A deviation from the norm of factory-made, purpose-built units will, he says, bring variety and personality, a feeling of spaciousness and a great deal of adaptability, essential in these days when we use kitchens not just for cooking but also for entertaining, watching television, children's homework and a myriad of other activities.

He compares kitchen design with a painter's technique, balancing colour, shapes, texture, tone, mass, movement and light, which is hard when you are working with a straight line of uniformly shaped boxes. But bring in curving lines, different-height surfaces, unusual handles, displays of coloured crockery on open shelving, glass-fronted cupboards, and surprising combinations of materials - such as metal with MDF, ceramics with stainless steel, glass with granite - and you have the answer.

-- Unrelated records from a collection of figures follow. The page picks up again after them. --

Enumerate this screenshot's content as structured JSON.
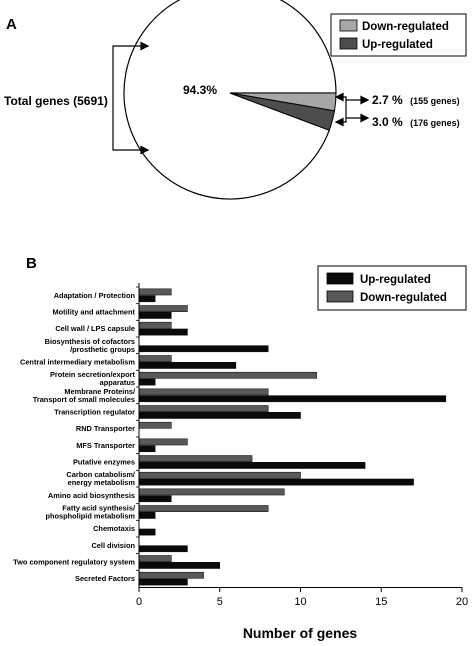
{
  "colors": {
    "up": "#0a0a0a",
    "down": "#595959",
    "pie_down": "#a6a6a6",
    "pie_up": "#4d4d4d",
    "pie_rest": "#ffffff",
    "stroke": "#000000"
  },
  "chart_data": [
    {
      "type": "pie",
      "panel_label": "A",
      "slices": [
        {
          "label": "94.3%",
          "value": 94.3,
          "color": "#ffffff"
        },
        {
          "label": "2.7 %",
          "detail": "(155 genes)",
          "value": 2.7,
          "color": "#a6a6a6"
        },
        {
          "label": "3.0 %",
          "detail": "(176 genes)",
          "value": 3.0,
          "color": "#4d4d4d"
        }
      ],
      "total_label": "Total genes (5691)",
      "legend": [
        {
          "name": "Down-regulated",
          "color": "#a6a6a6"
        },
        {
          "name": "Up-regulated",
          "color": "#4d4d4d"
        }
      ],
      "legend_position": "top-right"
    },
    {
      "type": "bar",
      "orientation": "horizontal",
      "panel_label": "B",
      "xlabel": "Number of genes",
      "xlim": [
        0,
        20
      ],
      "xticks": [
        0,
        5,
        10,
        15,
        20
      ],
      "legend": [
        {
          "name": "Up-regulated",
          "color": "#0a0a0a"
        },
        {
          "name": "Down-regulated",
          "color": "#595959"
        }
      ],
      "legend_position": "top-right",
      "categories": [
        {
          "lines": [
            "Adaptation / Protection"
          ]
        },
        {
          "lines": [
            "Motility and attachment"
          ]
        },
        {
          "lines": [
            "Cell wall / LPS capsule"
          ]
        },
        {
          "lines": [
            "Biosynthesis of cofactors",
            "/prosthetic groups"
          ]
        },
        {
          "lines": [
            "Central intermediary metabolism"
          ]
        },
        {
          "lines": [
            "Protein secretion/export",
            "apparatus"
          ]
        },
        {
          "lines": [
            "Membrane Proteins/",
            "Transport of small molecules"
          ]
        },
        {
          "lines": [
            "Transcription regulator"
          ]
        },
        {
          "lines": [
            "RND Transporter"
          ]
        },
        {
          "lines": [
            "MFS Transporter"
          ]
        },
        {
          "lines": [
            "Putative enzymes"
          ]
        },
        {
          "lines": [
            "Carbon catabolism/",
            "energy metabolism"
          ]
        },
        {
          "lines": [
            "Amino acid biosynthesis"
          ]
        },
        {
          "lines": [
            "Fatty acid synthesis/",
            "phospholipid metabolism"
          ]
        },
        {
          "lines": [
            "Chemotaxis"
          ]
        },
        {
          "lines": [
            "Cell division"
          ]
        },
        {
          "lines": [
            "Two component regulatory system"
          ]
        },
        {
          "lines": [
            "Secreted Factors"
          ]
        }
      ],
      "series": [
        {
          "name": "Down-regulated",
          "values": [
            2,
            3,
            2,
            0,
            2,
            11,
            8,
            8,
            2,
            3,
            7,
            10,
            9,
            8,
            0,
            0,
            2,
            4
          ]
        },
        {
          "name": "Up-regulated",
          "values": [
            1,
            2,
            3,
            8,
            6,
            1,
            19,
            10,
            0,
            1,
            14,
            17,
            2,
            1,
            1,
            3,
            5,
            3
          ]
        }
      ]
    }
  ]
}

"A mixture of free-standing items with a judicious use of built-in pieces can result in a practical design with relaxing features," he says. What is more, he adds, although accepted wisdom has it that fitted kitchens make the most effective use of space, unfitted units such as full-height cupboards can give more room for storage while freeing up the floor area for circulation or another piece of furniture.

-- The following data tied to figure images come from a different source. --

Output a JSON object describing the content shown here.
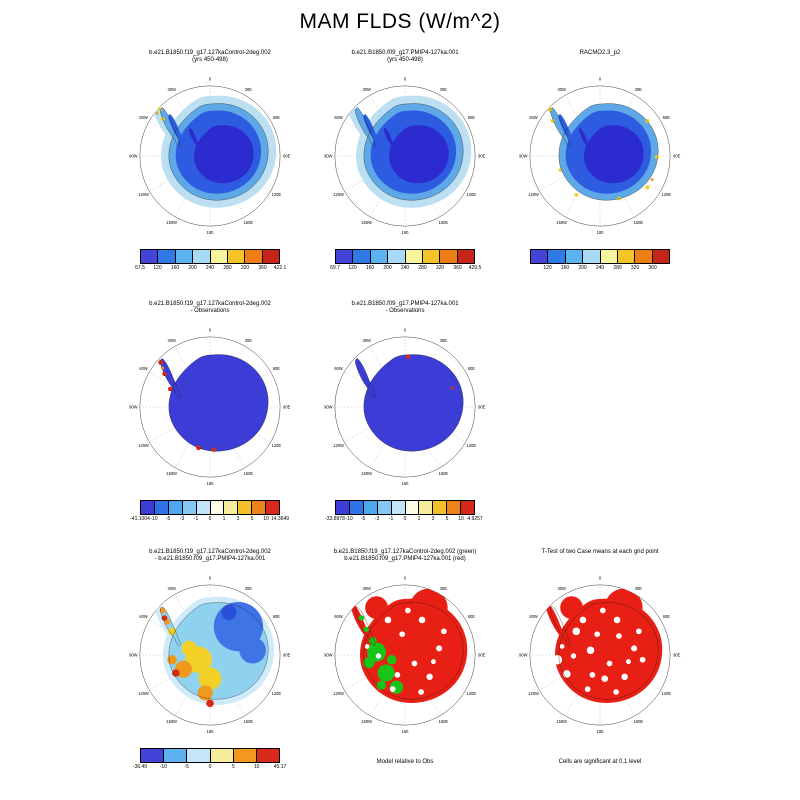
{
  "title": "MAM FLDS (W/m^2)",
  "lon_labels": [
    "0",
    "30E",
    "60E",
    "90E",
    "120E",
    "150E",
    "180",
    "150W",
    "120W",
    "90W",
    "60W",
    "30W"
  ],
  "map_colors": {
    "deep_blue": "#2b2bd0",
    "mid_blue": "#2d5ce0",
    "coast_blue": "#5fa8e8",
    "halo_blue": "#bcdff2",
    "indigo": "#3c3cd6",
    "yellow": "#f2d028",
    "orange": "#ef9a1e",
    "red": "#da2a16",
    "green": "#17c517",
    "light_cyan": "#8fd2f0",
    "patch_blue": "#3f74e6",
    "pale_halo": "#cfeaf8",
    "sig_red": "#e81f14"
  },
  "palettes": {
    "abs8": [
      "#4444d8",
      "#2d7ae8",
      "#5ab2ef",
      "#a9daf5",
      "#f6f49c",
      "#f5c428",
      "#ee7d18",
      "#c62418"
    ],
    "diff10": [
      "#3c3cd6",
      "#2f72e8",
      "#4fa8ee",
      "#86c8f2",
      "#c2e4f8",
      "#fbfbe8",
      "#f6ee9a",
      "#f4c02a",
      "#ee821c",
      "#d8281a"
    ],
    "diff6": [
      "#4343d8",
      "#5fb0ee",
      "#c4e6f8",
      "#f6ee9c",
      "#f0991e",
      "#d8291a"
    ]
  },
  "panels": [
    {
      "id": "ctrl-abs",
      "row": 0,
      "col": 0,
      "map_type": "abs_halo_yellow",
      "title_lines": [
        "b.e21.B1850.f19_g17.127kaControl-2deg.002",
        "(yrs 450-498)"
      ],
      "colorbar": {
        "palette": "abs8",
        "labels": [
          "67.5",
          "120",
          "160",
          "200",
          "240",
          "280",
          "320",
          "360",
          "422.1"
        ]
      }
    },
    {
      "id": "pmip-abs",
      "row": 0,
      "col": 1,
      "map_type": "abs_halo",
      "title_lines": [
        "b.e21.B1850.f09_g17.PMIP4-127ka.001",
        "(yrs 450-498)"
      ],
      "colorbar": {
        "palette": "abs8",
        "labels": [
          "69.7",
          "120",
          "160",
          "200",
          "240",
          "280",
          "320",
          "360",
          "429.5"
        ]
      }
    },
    {
      "id": "racmo",
      "row": 0,
      "col": 2,
      "map_type": "abs_yellow",
      "title_lines": [
        "RACMO2.3_p2"
      ],
      "colorbar": {
        "palette": "abs8",
        "labels": [
          "120",
          "160",
          "200",
          "240",
          "280",
          "320",
          "360"
        ]
      }
    },
    {
      "id": "ctrl-minus-obs",
      "row": 1,
      "col": 0,
      "map_type": "diff_obs_a",
      "title_lines": [
        "b.e21.B1850.f19_g17.127kaControl-2deg.002",
        "- Observations"
      ],
      "colorbar": {
        "palette": "diff10",
        "labels": [
          "-41.1004",
          "-10",
          "-5",
          "-3",
          "-1",
          "0",
          "1",
          "3",
          "5",
          "10",
          "14.3649"
        ]
      }
    },
    {
      "id": "pmip-minus-obs",
      "row": 1,
      "col": 1,
      "map_type": "diff_obs_b",
      "title_lines": [
        "b.e21.B1850.f09_g17.PMIP4-127ka.001",
        "- Observations"
      ],
      "colorbar": {
        "palette": "diff10",
        "labels": [
          "-33.8978",
          "-10",
          "-5",
          "-3",
          "-1",
          "0",
          "1",
          "3",
          "5",
          "10",
          "4.9257"
        ]
      }
    },
    {
      "id": "ctrl-minus-pmip",
      "row": 2,
      "col": 0,
      "map_type": "diff_models",
      "title_lines": [
        "b.e21.B1850.f19_g17.127kaControl-2deg.002",
        "- b.e21.B1850.f09_g17.PMIP4-127ka.001"
      ],
      "colorbar": {
        "palette": "diff6",
        "labels": [
          "-36.49",
          "-10",
          "-5",
          "0",
          "5",
          "10",
          "45.17"
        ]
      }
    },
    {
      "id": "model-rel-obs",
      "row": 2,
      "col": 1,
      "map_type": "green_red",
      "title_lines": [
        "b.e21.B1850.f19_g17.127kaControl-2deg.002 (green)",
        "b.e21.B1850.f09_g17.PMIP4-127ka.001 (red)"
      ],
      "caption": "Model relative to Obs"
    },
    {
      "id": "ttest",
      "row": 2,
      "col": 2,
      "map_type": "ttest",
      "title_lines": [
        "T-Test of two Case means at each grid point"
      ],
      "caption": "Cells are significant at 0.1 level"
    }
  ],
  "chart_data": [
    {
      "type": "heatmap",
      "title": "b.e21.B1850.f19_g17.127kaControl-2deg.002 (yrs 450-498)",
      "units": "W/m^2",
      "projection": "south polar stereographic",
      "levels": [
        120,
        160,
        200,
        240,
        280,
        320,
        360
      ],
      "min": 67.5,
      "max": 422.1,
      "description": "Downwelling longwave flux: Antarctic plateau ~120-160, coastal band ~160-240, sea-ice halo ~200-240, small yellow patches (~240-280) on Antarctic Peninsula"
    },
    {
      "type": "heatmap",
      "title": "b.e21.B1850.f09_g17.PMIP4-127ka.001 (yrs 450-498)",
      "units": "W/m^2",
      "projection": "south polar stereographic",
      "levels": [
        120,
        160,
        200,
        240,
        280,
        320,
        360
      ],
      "min": 69.7,
      "max": 429.5,
      "description": "Same pattern as control: deep-blue interior, lighter blue coast and surrounding sea ice"
    },
    {
      "type": "heatmap",
      "title": "RACMO2.3_p2",
      "units": "W/m^2",
      "projection": "south polar stereographic",
      "levels": [
        120,
        160,
        200,
        240,
        280,
        320,
        360
      ],
      "description": "Observational product: dark blue interior, light blue coast, yellow/orange spots (~240-320) at coastal margins; ocean masked white"
    },
    {
      "type": "heatmap",
      "title": "b.e21.B1850.f19_g17.127kaControl-2deg.002 - Observations",
      "units": "W/m^2",
      "projection": "south polar stereographic",
      "min": -41.1004,
      "max": 14.3649,
      "description": "Model minus observations: mostly strong negative (indigo) over continent with small red positive spots on peninsula and coast"
    },
    {
      "type": "heatmap",
      "title": "b.e21.B1850.f09_g17.PMIP4-127ka.001 - Observations",
      "units": "W/m^2",
      "projection": "south polar stereographic",
      "min": -33.8978,
      "max": 4.9257,
      "description": "Model minus observations: uniformly negative (indigo) with a tiny red spot near 0E coast"
    },
    {
      "type": "heatmap",
      "title": "b.e21.B1850.f19_g17.127kaControl-2deg.002 - b.e21.B1850.f09_g17.PMIP4-127ka.001",
      "units": "W/m^2",
      "projection": "south polar stereographic",
      "levels": [
        -10,
        -5,
        0,
        5,
        10
      ],
      "min": -36.49,
      "max": 45.17,
      "description": "Case difference: light blue/cyan over East Antarctica, blue patch near 30-60E, yellow-orange-red patches over West Antarctica and Ross sector"
    },
    {
      "type": "heatmap",
      "title": "b.e21.B1850.f19_g17.127kaControl-2deg.002 (green) b.e21.B1850.f09_g17.PMIP4-127ka.001 (red)",
      "caption": "Model relative to Obs",
      "description": "Categorical map: red cells where PMIP4 case closer to obs, green cells (West Antarctica) where control closer, white where neither"
    },
    {
      "type": "heatmap",
      "title": "T-Test of two Case means at each grid point",
      "caption": "Cells are significant at 0.1 level",
      "description": "Red cells mark grid points where the two case means differ significantly at the 0.1 level; white cells not significant"
    }
  ]
}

At the cutting edge of design in unfitted kitchens is a retro look, the ideal complement to the Dualit toaster, Waring blender and other style- conscious kitchen kits. Zeyko, for example, a German company renowned for being at the forefont of market developments, offers Mondo, a streamlined 1950s-style range in colours including pale turquoise, light yellow and dove blue, with solid or glass doors and chromed handles. Meanwhile Scottwood, a Nottingham manufacturer, has just launched its 1950s Cabinet Retro Kitchen, featuring sliding glass doors, open display cabinets and a tallboy with a drop-down door. Even Habitat has launched a free-standing set of kitchen components with white laminate surfaces, frosted glass doors and stainless steel handles. Where Habitat leads, others are bound to follow, and in a few years, when asked whether you'll take your kitchen with you when you move, your answer may be yes.